Молохов ласково обнял и притянул к себе дочь.

— Не кипятись, кипятилка моя, — сказал он, — скажи лучше, в чем твоя просьба, и я, что могу, все сделаю…

— Вот так-то лучше! Спасибо тебе заранее! — воскликнула она, крепко целуя отца. — Ты только знай, папочка, что все, что ты для Савиных сделаешь, все это ты сделаешь для меня!

— Ой ли?.. «О дружба — это ты»? Так ли?..

— Именно так. Я половинных чувств не признаю: люблю — так люблю, а…

— A ненавижу, так на смерть?…

— Нет, слава Богу, я никого не ненавижу, a равнодушна ко многим, и уж не могу лицемерить…

— Ну, говори же: что я могу сделать для твоих друзей? — серьезно спросил Молохов.

И Надя рассказала ему: о бедности Савиных, о его страшном недуге и спросила, не может ли он попросить за него Грохотского, чтоб ему было дано время на лечение, и, если возможно, вспомоществование. Последнее она уж сама придумала: мысль о денежной помощи и в голову не приходила Савиной.

Генерал задумался.

— Вот видишь ли, моя душа, — сказал он, поразмыслив, — я узнаю, я порасспрошу о службе Савина, о нем самом, и тогда постараюсь устроить для него, что возможно. Если только он известен за добропорядочного чиновника, то я не сомневаюсь, что Грохотский не лишит его места и подождет выздоровления. Что касается до вспомоществования, я обещать успех тебе, разумеется, не могу, не зная ни положения Савина, ни мнения о нем его начальства; но во всяком случае я попытаюсь… У них еще, кажется, сын был болен недавно? Ведь это к ним ты тогда возила доктора?.. Ты, верно, их в самом деле очень любишь?

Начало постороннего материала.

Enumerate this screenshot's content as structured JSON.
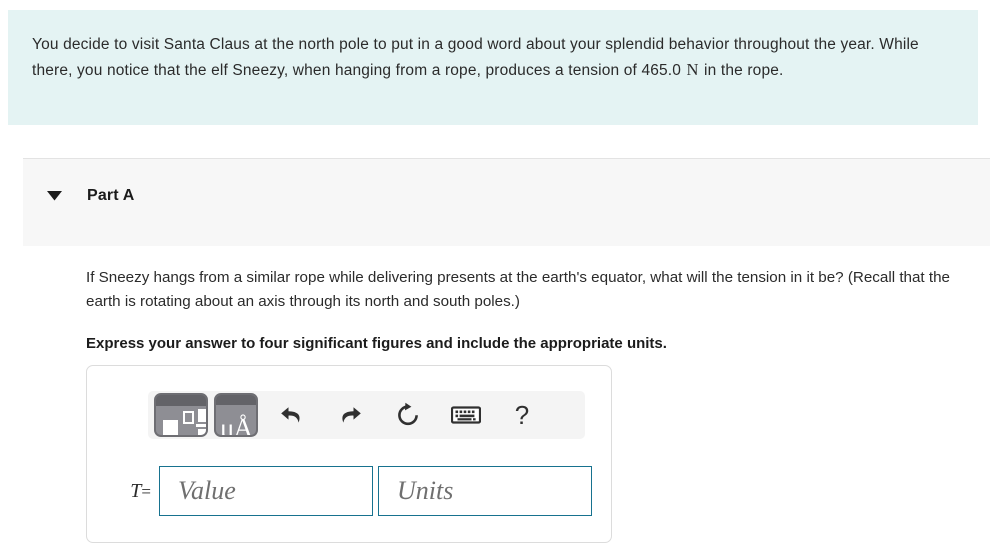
{
  "problem": {
    "text_before_unit": "You decide to visit Santa Claus at the north pole to put in a good word about your splendid behavior throughout the year. While there, you notice that the elf Sneezy, when hanging from a rope, produces a tension of 465.0 ",
    "unit": "N",
    "text_after_unit": " in the rope.",
    "background_color": "#e4f3f3"
  },
  "part": {
    "title": "Part A",
    "caret_icon": "caret-down-icon",
    "expanded": true,
    "question": "If Sneezy hangs from a similar rope while delivering presents at the earth's equator, what will the tension in it be? (Recall that the earth is rotating about an axis through its north and south poles.)",
    "instruction": "Express your answer to four significant figures and include the appropriate units."
  },
  "answer": {
    "variable": "T",
    "equals": "=",
    "value_placeholder": "Value",
    "units_placeholder": "Units",
    "value": "",
    "units": "",
    "border_color": "#17728f",
    "toolbar": {
      "template_button": "math-template-palette",
      "units_button_label": "μÅ",
      "undo_label": "undo-icon",
      "redo_label": "redo-icon",
      "reset_label": "reset-icon",
      "keyboard_label": "keyboard-icon",
      "help_label": "?"
    }
  }
}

Надежда Николаевна подтвердила это и рассказала отцу все, что знала о Савиных. Беседа их была продолжительна и кончилась тем, что отец попросил свою балованную дочку не сокрушаться так о её друзьях, потому что, если бы не удалось ему выхлопотать Савину вспомоществование на лечение, то они вполне может рассчитывать на его личную помощь.

— Уладим как-нибудь! Не горюй, моя девчурка. Для тебя, ты знаешь, я всегда готов сделать все, что могу, и тем более рад помочь, если люди стоят сами по себе участия.

Надя вышла от отца немного успокоенная. Она знала, что он никогда не давал пустых обещаний и была уверена, что лечение Савина и помощь семье теперь обеспечены.

В расчете своем она не ошиблась. Молохов выхлопотал и вспомоществование, и все, что было нужно. Тем не менее, зрение Савина не только не поправилось, но, не далее как через неделю после поступления его в больницу, глазной доктор объявил, что болезнь его только можно было бы оттянуть, если б ранее захватить ее, но что она неизлечима.